Limbaugh claimed Ahmadinejad letter to Bush contained “liberal Hollywood Jewish people talking point”
Written by Simon Maloy
Published
On the May 10 broadcast of his nationally syndicated radio program, Rush Limbaugh claimed that Iranian President Mahmoud Ahmadinejad's letter to President Bush contained “Democratic talking points,” and “even some liberal Hollywood Jewish people talking point.”
From the May 10 broadcast of Premiere Radio Networks' The Rush Limbaugh Show:
LIMBAUGH: So even Mahmoud knows how to push our buttons. [In Middle Eastern accent] “You need to feel guilty about your existence and what you've done in the past, and we need to talk about that, and you need to atone.”
" 'It's not an issue of whether we respond,' said the White House spokesman Scott McClellan" -- Scott McClellan? When is Tony Snow taking over, over there? Monday. They're doing double duty. OK. " 'It's not an issue of whether we respond, it's an issue of whether the regime will respond to the demands of the international community.' The letter covers a list of grievances that have made Bush deeply unpopular among Muslims: The Iraq war, the U.S. support for Israel, and the treatment of prisoners in Guantánamo Bay."
Once again, it's the Democratic talking points, other than Israel, and even there -- yeah, it's [anti-war activist] Cindy Sheehan talking -- it is, you're right. It's Cindy. It's even some liberal Hollywood Jewish people talking point. Oh, I'll tell you, the Shelby Steele thing explains a lot. I've run into so many liberal Jews around the country that are pro-Palestinian. And I've never understood it, and they've kind of given me indications, “Well, it's just not fair; they're just a minority, and the U.N. [United Nations] gave these people a country, and they pushed these other people out.”
It's all -- it's wrapped up in Shelby Steele. It's white supremacy; it's white guilt. And it even is relevant in the Israeli-Palestinian issue when you have -- how do you explain The New York Times constantly editorializing against Israel?
In the letter to Bush, Ahmadinejad wrote:
Mr. President, I am sure you know how -- and at what cost -- Israel was established: many thousands were killed in the process; millions of indigenous people were made refugees; hundreds of thousands of hectares of farmland, olive plantations, towns and villages were destroyed. This tragedy is not exclusive to the time of establishment; unfortunately, it has been ongoing for 60 years now.

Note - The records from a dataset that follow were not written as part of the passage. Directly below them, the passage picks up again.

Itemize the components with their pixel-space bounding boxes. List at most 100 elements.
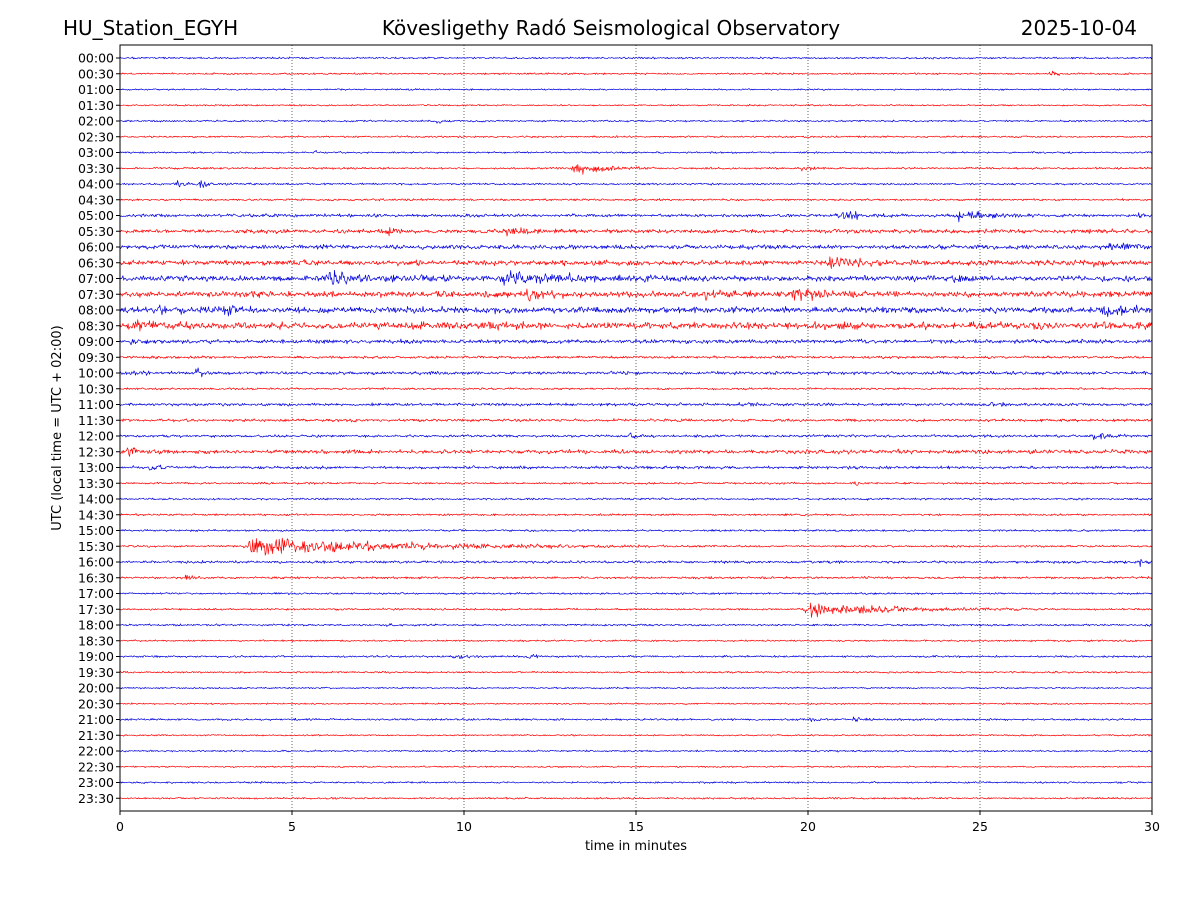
x-tick-label-10: 10 [456, 819, 472, 834]
y-tick-label-0300: 03:00 [78, 145, 114, 160]
trace-0430 [119, 198, 1153, 202]
y-tick-label-1100: 11:00 [78, 397, 114, 412]
y-tick-label-0000: 00:00 [78, 51, 114, 66]
trace-1830 [119, 639, 1152, 643]
y-tick-label-0430: 04:30 [78, 192, 114, 207]
trace-0730 [119, 288, 1153, 302]
y-tick-label-0700: 07:00 [78, 271, 114, 286]
trace-0700 [119, 269, 1153, 286]
trace-0130 [120, 103, 1153, 107]
y-tick-label-0200: 02:00 [78, 114, 114, 129]
x-tick-label-20: 20 [800, 819, 816, 834]
y-tick-label-1600: 16:00 [78, 555, 114, 570]
trace-1400 [119, 497, 1153, 501]
y-tick-label-1200: 12:00 [78, 429, 114, 444]
trace-1500 [119, 528, 1153, 532]
trace-0200 [119, 119, 1153, 124]
y-tick-label-2330: 23:30 [78, 791, 114, 806]
trace-2330 [119, 796, 1153, 800]
y-tick-label-0500: 05:00 [78, 208, 114, 223]
trace-0330 [119, 164, 1153, 175]
trace-0800 [119, 304, 1153, 318]
trace-0830 [119, 319, 1153, 332]
y-tick-label-0900: 09:00 [78, 334, 114, 349]
trace-0100 [119, 88, 1153, 91]
trace-1000 [119, 367, 1153, 378]
trace-1730 [119, 602, 1153, 618]
trace-0300 [119, 149, 1153, 154]
y-tick-label-1400: 14:00 [78, 492, 114, 507]
trace-0230 [119, 135, 1153, 139]
y-tick-label-2200: 22:00 [78, 744, 114, 759]
trace-0030 [119, 70, 1153, 77]
y-tick-label-1900: 19:00 [78, 649, 114, 664]
trace-2000 [119, 686, 1153, 690]
y-tick-label-0800: 08:00 [78, 303, 114, 318]
x-tick-label-15: 15 [628, 819, 644, 834]
y-tick-label-1030: 10:30 [78, 381, 114, 396]
y-tick-label-1800: 18:00 [78, 618, 114, 633]
trace-1700 [119, 591, 1153, 596]
trace-1230 [119, 447, 1153, 457]
trace-0500 [119, 210, 1153, 223]
y-tick-label-2100: 21:00 [78, 712, 114, 727]
trace-1930 [119, 670, 1153, 674]
y-tick-label-1230: 12:30 [78, 444, 114, 459]
trace-2030 [119, 702, 1153, 706]
y-tick-label-0130: 01:30 [78, 98, 114, 113]
y-tick-label-2130: 21:30 [78, 728, 114, 743]
trace-0600 [119, 242, 1153, 251]
trace-1530 [119, 537, 1153, 556]
trace-2300 [119, 781, 1153, 784]
y-tick-label-0230: 02:30 [78, 129, 114, 144]
y-tick-label-1730: 17:30 [78, 602, 114, 617]
y-tick-label-2030: 20:30 [78, 696, 114, 711]
y-tick-label-2000: 20:00 [78, 681, 114, 696]
y-tick-label-0730: 07:30 [78, 287, 114, 302]
y-tick-label-2300: 23:00 [78, 775, 114, 790]
trace-1030 [119, 387, 1153, 391]
trace-1630 [119, 574, 1153, 580]
x-tick-label-5: 5 [288, 819, 296, 834]
y-tick-label-1630: 16:30 [78, 570, 114, 585]
chart-date: 2025-10-04 [1021, 16, 1137, 40]
trace-0530 [119, 227, 1153, 237]
station-name: HU_Station_EGYH [63, 16, 238, 40]
y-tick-label-1000: 10:00 [78, 366, 114, 381]
trace-0000 [119, 56, 1153, 60]
trace-1330 [119, 481, 1153, 486]
x-tick-label-30: 30 [1144, 819, 1160, 834]
y-axis-label: UTC (local time = UTC + 02:00) [50, 325, 65, 530]
y-tick-label-1300: 13:00 [78, 460, 114, 475]
trace-1900 [119, 654, 1153, 659]
y-tick-label-0030: 00:30 [78, 66, 114, 81]
trace-1130 [119, 418, 1153, 423]
trace-1800 [119, 623, 1153, 627]
y-tick-label-0400: 04:00 [78, 177, 114, 192]
y-tick-label-0600: 06:00 [78, 240, 114, 255]
trace-0930 [119, 355, 1153, 360]
x-axis-label: time in minutes [585, 839, 687, 854]
y-tick-label-1330: 13:30 [78, 476, 114, 491]
trace-2100 [119, 716, 1153, 723]
y-tick-label-2230: 22:30 [78, 759, 114, 774]
x-tick-label-25: 25 [972, 819, 988, 834]
trace-0400 [120, 180, 1153, 188]
y-tick-label-1930: 19:30 [78, 665, 114, 680]
y-axis-ticks: 00:0000:3001:0001:3002:0002:3003:0003:30… [78, 51, 120, 806]
y-tick-label-0830: 08:30 [78, 318, 114, 333]
y-tick-label-1500: 15:00 [78, 523, 114, 538]
y-tick-label-1530: 15:30 [78, 539, 114, 554]
y-tick-label-0630: 06:30 [78, 255, 114, 270]
trace-1300 [119, 464, 1153, 471]
trace-2200 [119, 749, 1153, 753]
plot-frame [119, 44, 1153, 812]
x-axis-ticks: 0 5 10 15 20 25 30 [116, 811, 1160, 834]
y-tick-label-1130: 11:30 [78, 413, 114, 428]
y-tick-label-1430: 14:30 [78, 507, 114, 522]
y-tick-label-0530: 05:30 [78, 224, 114, 239]
y-tick-label-1700: 17:00 [78, 586, 114, 601]
trace-1600 [119, 559, 1153, 568]
trace-1430 [119, 513, 1153, 517]
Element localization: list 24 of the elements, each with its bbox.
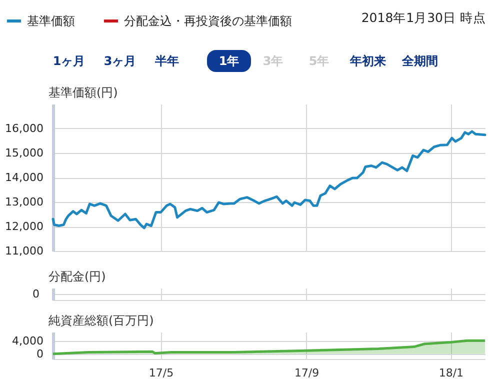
y-tick-label: 15,000 [5,146,44,160]
y-tick-label: 14,000 [5,171,44,184]
y-axis-title: 純資産総額(百万円) [48,314,154,328]
text: 年初来 [348,53,387,70]
text: 1ヶ月 [52,53,86,70]
y-tick-label: 11,000 [5,244,44,258]
text: 2018年1月30日 時点 [361,10,486,27]
text: 分配金(円) [48,270,106,284]
x-tick-label: 17/9 [294,366,320,379]
legend-label: 分配金込・再投資後の基準価額 [124,14,292,28]
text: 半年 [154,53,180,70]
x-tick-label: 17/5 [148,366,174,379]
y-tick-label: 13,000 [5,196,44,208]
y-axis-title: 基準価額(円) [48,86,118,100]
y-tick-label: 16,000 [5,122,44,135]
line-series [52,130,486,230]
text: 3ヶ月 [102,53,138,70]
legend-label: 基準価額 [27,14,75,28]
y-tick-label: 0 [36,347,44,360]
x-tick-label: 18/1 [438,366,464,379]
text: 1年 [207,50,251,72]
y-tick-label: 12,000 [5,220,44,233]
y-tick-label: 4,000 [12,334,44,348]
text: 全期間 [401,53,439,70]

Ahmadinejad's 18-page letter, which touched on the failure to find weapons of mass destruction in Iraq and the unlawful detainment of prisoners, also expressed skepticism about whether the Holocaust occurred:
One of my students told me that during WWII, which more than tens of millions of people perished in, news about the war was quickly disseminated by the warring parties. Each touted their victories and the most recent battlefront defeat of the other party. After the war they claimed that six million Jews had been killed. Six million people that were surely related to at least two million families. Again let us assume that these events are true. Does that logically translate into the establishment of the state of Israel in the Middle East or support for such a state? How can this phenomenon be rationalized or explained?
Ahmadinejad has previously advocated “wiping Israel off the map,” has referred to Israel as a “rotten, dried tree,” and has dismissed the Holocaust as a “myth.”
Shelby Steele, to whom Limbaugh referred, is a research fellow at the Hoover Institution at Stanford University and the author of White Guilt: How Blacks and Whites Together Destroyed the Promise of the Civil Rights Era (HarperCollins, May 2006). Steele also published an op-ed on May 2 in The Wall Street Journal in which he argued that “America has increasingly practiced a policy of minimalism and restraint in war” because of “white guilt.” According to Steele's op-ed, white people are “stigmatized with moral crimes,” and “lack moral authority and so act guiltily whether they feel guilt or not.”